Even if it means your All-America wide receiver is no longer eligible.
The school put Dez Bryant on the sidelines this week for lying to the NCAA, just the latest in a series of hardships that have hit the team since its return to national prominence. As the 15th-ranked Cowboys (3-1) have been selling more season tickets than ever and christening a stadium that's received a $286 million overhaul, the good times have been marked by injuries and discipline issues -- and now a run-in with the NCAA.
"Maybe we're getting stronger through all this," Holder said Friday in a telephone interview with The Associated Press.
Holder said he stands behind Mike Gundy as the program navigates through some choppy waters, complimenting the fifth-year coach on being compassionate but tough.
"I think this will be a good test for our coaches. Mike Gundy, he's going to learn a lot from this adversity," Holder said. "It'll make him a better person and a better coach. ... I think he's been a real stabilizing force for the team."
Oklahoma State ruled Bryant ineligible Wednesday because he "failed to openly disclose to the NCAA the full details of his interaction with a former NFL player" believed to be Deion Sanders, now retired. Sanders told The New York Times he met with Bryant over the summer at a Texas athletics center and had him over to his house for dinner
In addition to Bryant's apparent NCAA rules violation, here's a sampling of what Gundy has had to deal with in recent months:
- He kicked Damian Davis and Jeremy Broadway off the team for breaking team rules, and suspended fellow receiver Bo Bowling indefinitely while he faces charges of possessing marijuana and anabolic steroids;
- Tight end Jamal Mosley, a projected starter, left the team just before the season opener amid a police investigation that hasn't yielded any charges;
- Kendall Hunter, the Big 12's leading rusher last season, has missed the Cowboys last two games with a sprained right ankle and linebacker Orie Lemon, defensive end Jermiah Price and cornerback Perrish Cox were among other starters sidelined with injuries;
- He suspended backup safeties Victor Johnson and Johnny Thomas each for one game for breaking team rules.
"I think it's inevitable when you recruit as many athletes as you do in football that not every athlete to get here is going to be successful or happy or do well in school or be a good citizen," Holder said. "You'd like to think they will and you do the best job you can in evaluating all that when you're recruiting them, in addition to their athletic ability. ... How you deal with it determines how successful you're going to be in the long run."
Holder pointed out that T. Boone Pickens, the billionaire booster who funded most of the stadium renovation, had distanced himself from the program during a rocky period when OSU's football team was found guilty of three major NCAA rules violations in an 11-year period.
"If you want to lose your best supporter, just don't follow the rules," Holder said.
Holder, who guided Oklahoma State's golf team to eight national championships before being named athletic director, said his background is in a sport where players call rules violations on themselves. He wants OSU "to stand for something more important than wins and losses."

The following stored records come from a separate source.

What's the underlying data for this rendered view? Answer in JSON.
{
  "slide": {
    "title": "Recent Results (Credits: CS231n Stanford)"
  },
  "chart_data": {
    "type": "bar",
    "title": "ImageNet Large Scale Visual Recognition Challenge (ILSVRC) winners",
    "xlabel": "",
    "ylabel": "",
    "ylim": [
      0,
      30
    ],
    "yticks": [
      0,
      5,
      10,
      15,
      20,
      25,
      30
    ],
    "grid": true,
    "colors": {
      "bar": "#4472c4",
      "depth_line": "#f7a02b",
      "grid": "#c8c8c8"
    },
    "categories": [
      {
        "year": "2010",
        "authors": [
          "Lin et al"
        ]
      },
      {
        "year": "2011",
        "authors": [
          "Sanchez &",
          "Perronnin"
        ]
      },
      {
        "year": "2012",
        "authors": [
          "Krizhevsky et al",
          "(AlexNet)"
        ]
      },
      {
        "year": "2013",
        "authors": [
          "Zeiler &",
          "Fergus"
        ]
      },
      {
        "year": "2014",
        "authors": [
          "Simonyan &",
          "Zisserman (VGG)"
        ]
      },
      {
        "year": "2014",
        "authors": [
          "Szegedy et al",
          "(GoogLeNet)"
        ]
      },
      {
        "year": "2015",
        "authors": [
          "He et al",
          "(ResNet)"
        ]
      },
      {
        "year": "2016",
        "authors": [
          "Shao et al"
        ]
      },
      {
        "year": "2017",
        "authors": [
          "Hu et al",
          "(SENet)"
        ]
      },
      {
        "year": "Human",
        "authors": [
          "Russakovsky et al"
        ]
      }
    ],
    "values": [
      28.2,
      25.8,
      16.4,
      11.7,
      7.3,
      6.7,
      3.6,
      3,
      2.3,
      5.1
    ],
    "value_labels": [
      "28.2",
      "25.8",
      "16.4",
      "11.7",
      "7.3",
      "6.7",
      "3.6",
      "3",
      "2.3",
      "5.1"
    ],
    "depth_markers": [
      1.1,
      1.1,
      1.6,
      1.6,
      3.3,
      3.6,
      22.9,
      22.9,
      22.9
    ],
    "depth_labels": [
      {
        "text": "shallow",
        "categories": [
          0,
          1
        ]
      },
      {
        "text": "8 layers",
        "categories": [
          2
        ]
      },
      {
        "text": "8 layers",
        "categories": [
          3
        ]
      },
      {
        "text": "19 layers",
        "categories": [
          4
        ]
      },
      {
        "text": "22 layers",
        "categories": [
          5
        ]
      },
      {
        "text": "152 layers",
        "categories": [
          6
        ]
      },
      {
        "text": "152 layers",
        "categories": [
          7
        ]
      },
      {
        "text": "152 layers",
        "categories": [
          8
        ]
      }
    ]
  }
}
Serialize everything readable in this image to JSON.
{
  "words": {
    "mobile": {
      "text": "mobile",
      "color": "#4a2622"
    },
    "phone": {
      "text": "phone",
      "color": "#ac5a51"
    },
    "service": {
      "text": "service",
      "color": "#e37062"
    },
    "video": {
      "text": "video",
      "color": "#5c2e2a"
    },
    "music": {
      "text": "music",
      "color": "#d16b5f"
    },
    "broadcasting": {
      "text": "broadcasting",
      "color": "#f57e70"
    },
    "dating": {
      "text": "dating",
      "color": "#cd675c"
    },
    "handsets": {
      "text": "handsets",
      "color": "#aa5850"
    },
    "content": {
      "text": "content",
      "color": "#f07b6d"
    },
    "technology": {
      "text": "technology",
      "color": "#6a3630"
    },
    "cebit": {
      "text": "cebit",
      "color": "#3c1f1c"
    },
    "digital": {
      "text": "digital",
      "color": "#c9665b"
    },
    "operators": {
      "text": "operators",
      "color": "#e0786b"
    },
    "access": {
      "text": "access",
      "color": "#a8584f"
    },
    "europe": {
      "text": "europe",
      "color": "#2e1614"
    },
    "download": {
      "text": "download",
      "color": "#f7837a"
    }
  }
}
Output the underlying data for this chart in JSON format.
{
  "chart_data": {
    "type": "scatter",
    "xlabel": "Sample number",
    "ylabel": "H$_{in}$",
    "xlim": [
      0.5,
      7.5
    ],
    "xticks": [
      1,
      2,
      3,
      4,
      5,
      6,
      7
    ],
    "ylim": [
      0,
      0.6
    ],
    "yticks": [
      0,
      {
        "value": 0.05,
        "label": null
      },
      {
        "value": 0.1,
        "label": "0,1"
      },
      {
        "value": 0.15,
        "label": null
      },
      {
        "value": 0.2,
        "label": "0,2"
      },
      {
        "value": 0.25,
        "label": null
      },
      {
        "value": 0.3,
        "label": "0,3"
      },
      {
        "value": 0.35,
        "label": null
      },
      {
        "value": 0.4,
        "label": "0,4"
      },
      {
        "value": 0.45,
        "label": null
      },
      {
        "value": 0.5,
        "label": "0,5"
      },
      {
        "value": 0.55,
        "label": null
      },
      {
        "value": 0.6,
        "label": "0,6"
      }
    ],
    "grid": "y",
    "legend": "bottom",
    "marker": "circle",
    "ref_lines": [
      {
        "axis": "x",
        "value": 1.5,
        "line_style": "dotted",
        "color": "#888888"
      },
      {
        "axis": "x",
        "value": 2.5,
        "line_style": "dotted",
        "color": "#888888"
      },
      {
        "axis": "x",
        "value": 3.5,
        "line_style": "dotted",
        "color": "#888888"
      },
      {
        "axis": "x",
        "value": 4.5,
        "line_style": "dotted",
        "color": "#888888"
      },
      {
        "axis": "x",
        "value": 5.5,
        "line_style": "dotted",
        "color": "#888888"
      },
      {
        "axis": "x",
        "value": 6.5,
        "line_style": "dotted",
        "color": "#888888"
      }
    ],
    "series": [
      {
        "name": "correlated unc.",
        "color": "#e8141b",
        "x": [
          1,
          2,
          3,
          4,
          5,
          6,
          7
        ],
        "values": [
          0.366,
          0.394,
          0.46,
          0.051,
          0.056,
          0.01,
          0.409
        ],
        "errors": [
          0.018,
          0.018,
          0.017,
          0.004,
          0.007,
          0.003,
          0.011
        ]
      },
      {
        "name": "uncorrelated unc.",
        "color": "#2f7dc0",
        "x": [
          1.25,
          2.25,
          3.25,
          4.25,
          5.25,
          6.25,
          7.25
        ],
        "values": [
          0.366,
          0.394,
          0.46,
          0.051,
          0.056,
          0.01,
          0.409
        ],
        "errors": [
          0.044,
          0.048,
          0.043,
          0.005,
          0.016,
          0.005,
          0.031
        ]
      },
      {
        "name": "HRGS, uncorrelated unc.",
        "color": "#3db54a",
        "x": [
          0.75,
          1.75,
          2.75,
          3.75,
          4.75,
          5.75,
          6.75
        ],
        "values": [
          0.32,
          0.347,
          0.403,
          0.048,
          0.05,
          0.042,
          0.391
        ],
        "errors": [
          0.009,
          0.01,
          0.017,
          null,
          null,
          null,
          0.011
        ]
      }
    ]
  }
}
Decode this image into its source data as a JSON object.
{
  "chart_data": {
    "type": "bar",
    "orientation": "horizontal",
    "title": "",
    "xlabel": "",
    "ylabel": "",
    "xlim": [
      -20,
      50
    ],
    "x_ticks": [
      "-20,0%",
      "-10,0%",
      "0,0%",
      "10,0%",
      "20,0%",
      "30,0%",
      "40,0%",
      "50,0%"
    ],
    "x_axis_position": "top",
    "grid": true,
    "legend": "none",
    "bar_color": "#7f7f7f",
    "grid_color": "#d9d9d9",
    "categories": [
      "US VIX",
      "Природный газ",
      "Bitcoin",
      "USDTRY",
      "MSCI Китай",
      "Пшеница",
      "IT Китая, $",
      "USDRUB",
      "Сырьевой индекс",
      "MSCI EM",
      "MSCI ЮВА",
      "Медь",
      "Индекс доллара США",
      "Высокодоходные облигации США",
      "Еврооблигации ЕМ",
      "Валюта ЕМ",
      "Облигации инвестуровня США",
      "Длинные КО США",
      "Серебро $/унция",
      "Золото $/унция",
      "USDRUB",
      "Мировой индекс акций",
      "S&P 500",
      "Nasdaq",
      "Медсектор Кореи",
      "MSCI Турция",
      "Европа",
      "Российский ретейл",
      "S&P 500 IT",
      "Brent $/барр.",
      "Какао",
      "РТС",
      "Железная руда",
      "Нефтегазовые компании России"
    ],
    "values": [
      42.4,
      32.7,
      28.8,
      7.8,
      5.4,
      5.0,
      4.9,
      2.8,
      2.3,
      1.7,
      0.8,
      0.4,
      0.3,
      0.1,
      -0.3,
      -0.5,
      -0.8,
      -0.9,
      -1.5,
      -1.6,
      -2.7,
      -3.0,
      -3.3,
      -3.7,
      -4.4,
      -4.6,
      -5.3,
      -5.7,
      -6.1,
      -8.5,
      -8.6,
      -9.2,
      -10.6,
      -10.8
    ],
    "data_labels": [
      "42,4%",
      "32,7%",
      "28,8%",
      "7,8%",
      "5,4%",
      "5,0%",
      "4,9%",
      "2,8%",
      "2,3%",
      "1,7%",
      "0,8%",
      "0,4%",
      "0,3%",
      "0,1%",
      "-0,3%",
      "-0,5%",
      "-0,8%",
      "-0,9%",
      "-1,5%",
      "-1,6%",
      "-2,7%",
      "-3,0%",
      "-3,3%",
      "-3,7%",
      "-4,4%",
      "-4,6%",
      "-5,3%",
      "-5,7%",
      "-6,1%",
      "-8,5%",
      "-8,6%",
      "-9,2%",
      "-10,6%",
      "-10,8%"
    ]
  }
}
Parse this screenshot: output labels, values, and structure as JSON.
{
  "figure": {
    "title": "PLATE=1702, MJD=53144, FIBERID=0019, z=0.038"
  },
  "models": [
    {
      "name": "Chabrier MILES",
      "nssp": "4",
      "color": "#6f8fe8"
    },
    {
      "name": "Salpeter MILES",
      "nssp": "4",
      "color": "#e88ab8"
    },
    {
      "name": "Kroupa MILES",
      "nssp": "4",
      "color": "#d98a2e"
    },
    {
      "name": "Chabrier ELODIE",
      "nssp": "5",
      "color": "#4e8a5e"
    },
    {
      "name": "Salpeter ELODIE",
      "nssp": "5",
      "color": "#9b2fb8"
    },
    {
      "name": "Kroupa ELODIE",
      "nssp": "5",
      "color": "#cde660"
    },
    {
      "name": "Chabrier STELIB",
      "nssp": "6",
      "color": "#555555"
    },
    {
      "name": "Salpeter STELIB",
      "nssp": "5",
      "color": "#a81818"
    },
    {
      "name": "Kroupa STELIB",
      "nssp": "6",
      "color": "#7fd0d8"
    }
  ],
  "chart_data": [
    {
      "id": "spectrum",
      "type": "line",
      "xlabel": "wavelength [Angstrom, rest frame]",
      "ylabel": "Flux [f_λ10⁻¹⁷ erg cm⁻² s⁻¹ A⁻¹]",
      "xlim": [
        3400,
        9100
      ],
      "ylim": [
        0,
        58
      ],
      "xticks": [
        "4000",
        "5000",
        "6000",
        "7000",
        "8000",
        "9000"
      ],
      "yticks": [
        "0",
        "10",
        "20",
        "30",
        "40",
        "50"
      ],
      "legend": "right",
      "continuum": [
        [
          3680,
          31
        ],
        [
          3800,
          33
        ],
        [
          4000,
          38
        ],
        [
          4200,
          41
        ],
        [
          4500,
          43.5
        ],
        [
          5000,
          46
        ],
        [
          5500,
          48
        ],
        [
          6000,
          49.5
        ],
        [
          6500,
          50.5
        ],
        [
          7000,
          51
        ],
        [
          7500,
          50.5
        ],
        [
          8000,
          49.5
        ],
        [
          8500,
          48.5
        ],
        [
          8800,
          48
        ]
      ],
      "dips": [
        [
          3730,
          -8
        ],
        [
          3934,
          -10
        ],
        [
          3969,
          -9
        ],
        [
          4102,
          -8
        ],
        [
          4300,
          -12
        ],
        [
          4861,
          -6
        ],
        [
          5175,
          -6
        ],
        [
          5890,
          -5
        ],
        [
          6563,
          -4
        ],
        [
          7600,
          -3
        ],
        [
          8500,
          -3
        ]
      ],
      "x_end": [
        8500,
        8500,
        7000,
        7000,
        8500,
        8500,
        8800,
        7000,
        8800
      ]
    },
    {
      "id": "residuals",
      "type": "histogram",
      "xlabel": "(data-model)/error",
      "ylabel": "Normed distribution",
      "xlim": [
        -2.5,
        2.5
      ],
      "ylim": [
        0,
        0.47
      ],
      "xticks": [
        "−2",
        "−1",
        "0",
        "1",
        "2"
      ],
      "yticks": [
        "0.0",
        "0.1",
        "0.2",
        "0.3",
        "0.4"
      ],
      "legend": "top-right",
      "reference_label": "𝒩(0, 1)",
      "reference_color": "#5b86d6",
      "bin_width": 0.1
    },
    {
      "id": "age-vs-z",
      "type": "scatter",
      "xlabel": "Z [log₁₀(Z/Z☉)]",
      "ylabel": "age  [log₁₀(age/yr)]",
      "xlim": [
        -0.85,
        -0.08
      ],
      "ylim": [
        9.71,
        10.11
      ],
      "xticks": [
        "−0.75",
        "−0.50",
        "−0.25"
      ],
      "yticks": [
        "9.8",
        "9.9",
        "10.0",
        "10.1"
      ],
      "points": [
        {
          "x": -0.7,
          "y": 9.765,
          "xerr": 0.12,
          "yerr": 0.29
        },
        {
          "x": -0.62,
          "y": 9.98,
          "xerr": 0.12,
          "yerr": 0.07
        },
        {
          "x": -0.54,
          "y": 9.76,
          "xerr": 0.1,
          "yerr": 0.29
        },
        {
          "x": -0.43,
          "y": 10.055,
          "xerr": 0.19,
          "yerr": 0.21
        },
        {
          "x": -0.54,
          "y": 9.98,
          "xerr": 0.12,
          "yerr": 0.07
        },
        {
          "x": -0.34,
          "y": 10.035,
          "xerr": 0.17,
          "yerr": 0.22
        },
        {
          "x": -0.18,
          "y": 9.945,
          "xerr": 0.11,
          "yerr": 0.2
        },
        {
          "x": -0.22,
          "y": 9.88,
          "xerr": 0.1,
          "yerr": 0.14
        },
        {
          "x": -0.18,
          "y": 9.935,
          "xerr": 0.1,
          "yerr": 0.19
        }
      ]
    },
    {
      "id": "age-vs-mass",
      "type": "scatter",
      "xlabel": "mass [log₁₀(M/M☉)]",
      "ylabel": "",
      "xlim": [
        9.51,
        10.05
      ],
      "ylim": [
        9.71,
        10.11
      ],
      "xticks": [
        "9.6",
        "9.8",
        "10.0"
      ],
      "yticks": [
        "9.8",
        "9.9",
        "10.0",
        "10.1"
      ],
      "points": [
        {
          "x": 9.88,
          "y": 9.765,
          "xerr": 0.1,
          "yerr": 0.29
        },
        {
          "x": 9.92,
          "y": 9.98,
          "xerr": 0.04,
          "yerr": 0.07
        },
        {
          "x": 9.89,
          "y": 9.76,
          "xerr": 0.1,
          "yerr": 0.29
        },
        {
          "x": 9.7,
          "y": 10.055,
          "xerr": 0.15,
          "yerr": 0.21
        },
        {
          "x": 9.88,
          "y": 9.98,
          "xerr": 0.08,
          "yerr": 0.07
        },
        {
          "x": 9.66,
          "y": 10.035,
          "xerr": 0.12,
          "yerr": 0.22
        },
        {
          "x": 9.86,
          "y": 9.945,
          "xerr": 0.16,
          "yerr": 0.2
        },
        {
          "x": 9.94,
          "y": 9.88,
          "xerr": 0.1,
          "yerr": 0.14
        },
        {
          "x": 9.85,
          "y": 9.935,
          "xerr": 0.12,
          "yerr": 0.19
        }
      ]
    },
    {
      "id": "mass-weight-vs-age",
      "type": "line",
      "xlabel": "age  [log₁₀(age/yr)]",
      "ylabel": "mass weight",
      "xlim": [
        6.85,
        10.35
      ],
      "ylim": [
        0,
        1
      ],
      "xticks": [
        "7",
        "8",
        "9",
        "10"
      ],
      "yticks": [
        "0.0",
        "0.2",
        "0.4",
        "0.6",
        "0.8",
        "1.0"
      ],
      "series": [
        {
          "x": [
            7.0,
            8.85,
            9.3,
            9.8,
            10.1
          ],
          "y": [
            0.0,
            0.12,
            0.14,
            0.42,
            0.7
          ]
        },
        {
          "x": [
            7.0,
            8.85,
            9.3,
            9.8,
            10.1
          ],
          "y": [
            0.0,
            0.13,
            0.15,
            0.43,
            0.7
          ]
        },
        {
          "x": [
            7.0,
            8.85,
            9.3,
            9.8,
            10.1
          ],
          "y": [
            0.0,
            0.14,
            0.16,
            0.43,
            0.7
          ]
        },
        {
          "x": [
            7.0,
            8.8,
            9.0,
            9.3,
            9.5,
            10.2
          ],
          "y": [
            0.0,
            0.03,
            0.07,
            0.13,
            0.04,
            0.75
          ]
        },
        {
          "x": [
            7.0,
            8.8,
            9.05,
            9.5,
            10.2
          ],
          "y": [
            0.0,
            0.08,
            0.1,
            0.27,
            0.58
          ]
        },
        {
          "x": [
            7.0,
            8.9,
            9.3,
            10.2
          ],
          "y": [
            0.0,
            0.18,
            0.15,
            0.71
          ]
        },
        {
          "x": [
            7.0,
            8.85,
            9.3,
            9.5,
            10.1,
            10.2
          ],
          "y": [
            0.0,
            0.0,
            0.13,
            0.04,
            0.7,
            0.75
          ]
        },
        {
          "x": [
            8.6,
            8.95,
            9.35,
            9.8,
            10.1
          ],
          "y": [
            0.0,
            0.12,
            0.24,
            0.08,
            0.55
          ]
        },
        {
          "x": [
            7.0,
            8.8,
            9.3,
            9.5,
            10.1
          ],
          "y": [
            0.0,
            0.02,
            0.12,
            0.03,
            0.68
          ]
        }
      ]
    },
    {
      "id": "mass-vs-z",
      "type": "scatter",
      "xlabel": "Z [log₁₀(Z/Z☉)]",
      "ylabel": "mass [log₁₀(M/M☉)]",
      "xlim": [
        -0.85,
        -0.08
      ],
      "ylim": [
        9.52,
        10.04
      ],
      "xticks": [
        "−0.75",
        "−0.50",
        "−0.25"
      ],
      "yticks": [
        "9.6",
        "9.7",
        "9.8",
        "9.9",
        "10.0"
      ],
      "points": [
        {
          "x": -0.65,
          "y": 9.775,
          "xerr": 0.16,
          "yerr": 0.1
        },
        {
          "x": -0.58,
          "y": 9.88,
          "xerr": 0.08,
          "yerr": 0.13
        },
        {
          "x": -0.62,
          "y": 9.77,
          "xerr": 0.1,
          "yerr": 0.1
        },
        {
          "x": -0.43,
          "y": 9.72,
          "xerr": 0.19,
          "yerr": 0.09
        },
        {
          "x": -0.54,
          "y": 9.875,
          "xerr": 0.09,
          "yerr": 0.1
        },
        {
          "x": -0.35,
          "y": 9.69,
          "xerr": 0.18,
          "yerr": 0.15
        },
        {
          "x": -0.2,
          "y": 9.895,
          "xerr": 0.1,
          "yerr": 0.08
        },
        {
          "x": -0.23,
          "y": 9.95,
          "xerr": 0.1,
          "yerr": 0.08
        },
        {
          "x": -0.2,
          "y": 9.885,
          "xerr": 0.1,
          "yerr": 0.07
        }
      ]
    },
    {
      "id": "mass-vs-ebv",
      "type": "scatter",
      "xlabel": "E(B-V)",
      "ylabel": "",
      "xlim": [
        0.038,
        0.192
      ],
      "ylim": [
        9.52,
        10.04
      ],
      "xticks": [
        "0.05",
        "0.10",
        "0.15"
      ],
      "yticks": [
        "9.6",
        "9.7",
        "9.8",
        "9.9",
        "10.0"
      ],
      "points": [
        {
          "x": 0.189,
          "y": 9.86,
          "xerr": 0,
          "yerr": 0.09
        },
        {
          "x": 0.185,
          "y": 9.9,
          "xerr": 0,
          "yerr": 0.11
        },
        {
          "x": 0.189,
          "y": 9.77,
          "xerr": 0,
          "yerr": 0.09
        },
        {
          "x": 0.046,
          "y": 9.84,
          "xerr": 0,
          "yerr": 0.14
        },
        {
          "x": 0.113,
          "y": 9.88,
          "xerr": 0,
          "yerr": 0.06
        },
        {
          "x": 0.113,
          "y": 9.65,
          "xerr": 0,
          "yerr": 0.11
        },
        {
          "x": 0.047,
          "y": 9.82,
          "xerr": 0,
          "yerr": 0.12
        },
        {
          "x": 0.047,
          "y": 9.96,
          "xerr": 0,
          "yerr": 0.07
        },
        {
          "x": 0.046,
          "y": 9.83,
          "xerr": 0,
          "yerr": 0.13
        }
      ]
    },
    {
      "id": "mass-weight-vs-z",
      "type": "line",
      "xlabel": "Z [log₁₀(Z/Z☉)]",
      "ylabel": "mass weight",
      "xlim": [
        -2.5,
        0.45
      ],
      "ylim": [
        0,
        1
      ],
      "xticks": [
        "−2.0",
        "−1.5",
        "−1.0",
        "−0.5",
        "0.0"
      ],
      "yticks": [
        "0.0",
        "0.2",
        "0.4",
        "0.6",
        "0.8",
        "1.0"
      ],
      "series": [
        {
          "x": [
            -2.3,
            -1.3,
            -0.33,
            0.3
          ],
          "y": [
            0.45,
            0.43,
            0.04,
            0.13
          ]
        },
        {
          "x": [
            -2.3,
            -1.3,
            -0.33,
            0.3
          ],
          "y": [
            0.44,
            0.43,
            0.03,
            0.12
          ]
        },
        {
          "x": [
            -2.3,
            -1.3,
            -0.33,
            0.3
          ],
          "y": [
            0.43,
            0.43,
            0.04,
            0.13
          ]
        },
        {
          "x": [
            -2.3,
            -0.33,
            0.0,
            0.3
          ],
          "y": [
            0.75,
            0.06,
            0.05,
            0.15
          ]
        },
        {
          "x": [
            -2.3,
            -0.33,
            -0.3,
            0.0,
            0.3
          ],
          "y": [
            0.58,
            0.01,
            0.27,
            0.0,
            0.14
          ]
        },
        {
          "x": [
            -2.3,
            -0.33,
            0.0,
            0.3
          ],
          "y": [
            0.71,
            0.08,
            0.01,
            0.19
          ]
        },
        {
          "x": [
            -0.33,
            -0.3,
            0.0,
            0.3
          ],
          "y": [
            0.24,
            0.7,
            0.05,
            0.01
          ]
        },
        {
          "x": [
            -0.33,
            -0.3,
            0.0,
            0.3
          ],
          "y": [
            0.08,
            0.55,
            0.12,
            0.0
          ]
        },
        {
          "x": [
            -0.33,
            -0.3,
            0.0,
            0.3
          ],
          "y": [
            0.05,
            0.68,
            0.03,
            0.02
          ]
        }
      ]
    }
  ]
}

"There's just certain principles that you cannot compromise. It's very important for us to go by the NCAA rules," Holder said.
Bryant is scheduled for a follow-up interview with the NCAA on Tuesday in Indianapolis as he seeks reinstatement.
"We've been through so much, and the core guys on the team stayed focused and we have a big goal in mind that none of this has really has affected us," linebacker Andre Sexton said prior to the Bryant announcement. "We have so many mature guys and so much senior leadership that those things you kind of just brush under the rug."
Holder and Sexton both suggested problems get noticed when a team is highly ranked. Holder welcomed the added scrutiny. Not so long ago, he said, only die-hard Oklahoma State fans would have cared about what's going on with the program.
"I look at what's happened and I see a whole lot more good than bad," Holder said. "It's inevitable that you're going to hit a bump in the road."